Lost: orange Jefe, werner carbon bent shaft, and the gear in the boat below Rockwood on Animas. 

In other news my Jefe runs the shit, I wanted to take out at the end of Rockwood and it wanted to run middle box and bakers at about 4,000 cfs so we separated. Jefe can keep running the shit, I just want my stuff back and out from underneath this troubled relationship.

The boat is orange, the drybag is red, breakdown inside is werner, the paddle is carbon bent shaft with white blades. all are labeled.


----------



## rg5hole (May 24, 2007)

got my boat back with all the stuff still in it, none the worse for the wear. It seems even the animas river sieve cannot hold the Jefe down, I do take partial credit for showing said boat at least some of those lines, though unmanned I think went better for Jefe...mostly because I am the lumberjack of kayaking, that's right, I HACK IT UP!

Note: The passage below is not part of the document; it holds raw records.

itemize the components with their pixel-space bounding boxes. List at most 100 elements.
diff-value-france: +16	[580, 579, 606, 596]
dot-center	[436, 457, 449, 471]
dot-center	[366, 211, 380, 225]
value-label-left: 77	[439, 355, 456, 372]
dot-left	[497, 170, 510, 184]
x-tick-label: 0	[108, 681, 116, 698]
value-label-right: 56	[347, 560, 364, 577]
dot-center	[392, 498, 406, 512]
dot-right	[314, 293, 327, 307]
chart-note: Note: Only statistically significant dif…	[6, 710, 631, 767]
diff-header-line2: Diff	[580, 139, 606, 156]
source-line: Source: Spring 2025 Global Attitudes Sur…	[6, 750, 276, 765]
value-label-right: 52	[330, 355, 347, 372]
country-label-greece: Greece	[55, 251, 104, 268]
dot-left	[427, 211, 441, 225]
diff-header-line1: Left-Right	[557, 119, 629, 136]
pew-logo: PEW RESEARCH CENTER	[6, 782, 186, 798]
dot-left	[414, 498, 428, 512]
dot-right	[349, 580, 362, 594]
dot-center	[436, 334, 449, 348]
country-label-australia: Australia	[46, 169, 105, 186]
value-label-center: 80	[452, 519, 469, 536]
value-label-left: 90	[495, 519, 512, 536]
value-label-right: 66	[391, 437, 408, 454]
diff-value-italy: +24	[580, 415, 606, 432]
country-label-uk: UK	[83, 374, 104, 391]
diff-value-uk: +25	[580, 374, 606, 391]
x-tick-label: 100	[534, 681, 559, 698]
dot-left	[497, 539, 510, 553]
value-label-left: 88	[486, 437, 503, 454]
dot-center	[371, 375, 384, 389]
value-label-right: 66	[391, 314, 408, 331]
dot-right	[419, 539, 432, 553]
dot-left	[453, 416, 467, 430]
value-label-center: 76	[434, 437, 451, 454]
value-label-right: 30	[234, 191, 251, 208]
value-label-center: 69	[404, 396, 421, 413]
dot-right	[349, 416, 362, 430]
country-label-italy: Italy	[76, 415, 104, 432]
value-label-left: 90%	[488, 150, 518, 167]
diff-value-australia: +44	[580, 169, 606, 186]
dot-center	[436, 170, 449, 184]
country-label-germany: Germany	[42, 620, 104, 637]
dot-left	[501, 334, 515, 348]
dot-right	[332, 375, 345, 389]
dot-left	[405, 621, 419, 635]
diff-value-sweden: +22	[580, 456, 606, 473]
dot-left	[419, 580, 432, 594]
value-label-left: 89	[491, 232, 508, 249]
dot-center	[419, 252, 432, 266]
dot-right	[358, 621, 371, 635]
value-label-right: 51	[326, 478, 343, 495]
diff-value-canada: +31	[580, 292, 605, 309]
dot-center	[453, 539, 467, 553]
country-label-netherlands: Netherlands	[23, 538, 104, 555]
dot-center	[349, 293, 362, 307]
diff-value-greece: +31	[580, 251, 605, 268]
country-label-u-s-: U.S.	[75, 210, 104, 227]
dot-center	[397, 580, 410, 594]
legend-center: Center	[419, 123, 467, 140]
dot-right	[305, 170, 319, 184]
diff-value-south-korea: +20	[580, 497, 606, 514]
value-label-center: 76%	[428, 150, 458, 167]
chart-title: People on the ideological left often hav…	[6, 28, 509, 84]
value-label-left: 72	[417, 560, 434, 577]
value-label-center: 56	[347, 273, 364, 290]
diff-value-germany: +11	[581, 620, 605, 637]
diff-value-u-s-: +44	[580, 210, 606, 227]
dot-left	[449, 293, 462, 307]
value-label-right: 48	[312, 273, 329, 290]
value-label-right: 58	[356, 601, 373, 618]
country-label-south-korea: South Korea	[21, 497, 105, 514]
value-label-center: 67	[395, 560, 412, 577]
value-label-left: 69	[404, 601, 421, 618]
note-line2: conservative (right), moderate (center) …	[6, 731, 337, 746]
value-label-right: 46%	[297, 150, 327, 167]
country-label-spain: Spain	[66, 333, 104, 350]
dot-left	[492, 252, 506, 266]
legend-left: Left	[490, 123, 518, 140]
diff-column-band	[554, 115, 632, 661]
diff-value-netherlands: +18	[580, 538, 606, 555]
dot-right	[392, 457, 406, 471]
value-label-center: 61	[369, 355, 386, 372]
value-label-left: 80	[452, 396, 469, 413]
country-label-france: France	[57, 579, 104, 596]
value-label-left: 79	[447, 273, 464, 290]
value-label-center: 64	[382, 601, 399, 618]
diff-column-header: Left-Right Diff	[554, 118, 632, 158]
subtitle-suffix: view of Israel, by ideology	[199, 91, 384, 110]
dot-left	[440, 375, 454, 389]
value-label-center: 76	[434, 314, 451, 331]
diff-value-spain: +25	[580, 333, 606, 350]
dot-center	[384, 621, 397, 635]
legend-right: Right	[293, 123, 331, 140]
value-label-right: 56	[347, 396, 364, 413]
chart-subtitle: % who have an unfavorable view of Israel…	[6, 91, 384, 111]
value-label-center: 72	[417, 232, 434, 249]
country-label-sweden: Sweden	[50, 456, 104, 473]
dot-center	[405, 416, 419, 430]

APB the werner bent shaft, would be nice to see that appear in some eddy.


----------



## gannon_w (Jun 27, 2006)

I guess your Jefe is the...wait for it...Boss in your relationship!


----------



## dugan (May 5, 2006)

*You're welcome*

As you know, I pulled your boat (and mine) out of the valley the other day. I bought the guys that found your boat, paddle and dry bag some beer for their kindness for you. I bought them some beer for me as well. I threw our kayaks on a raft and then delivered all your gear to your friend's house. I hear you have been reunited with all your lost gear....you're welcome. 
The next time some one that's not your mommy, cleans up your shit, have the decency to say thanks. I thought you were a douche bag the last time I paddled with you - now I am convinced you're one.
I have the contact info for the guys that found our boats and called me, if by some miracle you would like to thank them personally. You know how to get a hold of me...


----------



## fullmer (Aug 23, 2006)

Hey Dugan,

I was with Russ the day he swam and lost his boat. I'd personally like to thank you for all you've done. It's too bad Russ hasn't contacted you (yet), but sometimes people never get thanked for their kind and generous deeds. Even if Russ never says another word to you, you've surely increased the credit in your karma account (sorry about the conflation of spiritual and financial references to create a metaphor).

Dwell on the positive aspects of your actions, Grasshopper.


----------



## rg5hole (May 24, 2007)

Dugan, Thank you very much for your effort. Please PM me some contact info and I will gladly recompense. 

Also, I am terribly sorry of your now public opinion of me. I assure you it is misdirected, though speaking of misdirected I can see why you think I am a Dbag, because, about 8 years ago on the only occasion we ever met you misdirected me into the hole in cascade where I swam (probably from that same damn Jefe!). Needless to say we haven't spoken since. That actually kind of does make me a Dbag now that I think of it, I'm terribly sorry I haven't sought you out to paddle with since. We are going down cascade Saturday, join if you'd like.

Had our boat saviors called me rest assured you would have your gear now too and they would have been rewarded. Had you called me to help I would have been there. Had you called me to come to you instead of dropping my boat off at a friends you may also rest assured I would have gladly came to you with beers in hand.

Is it my avatar? I've got to change that damn thing...


----------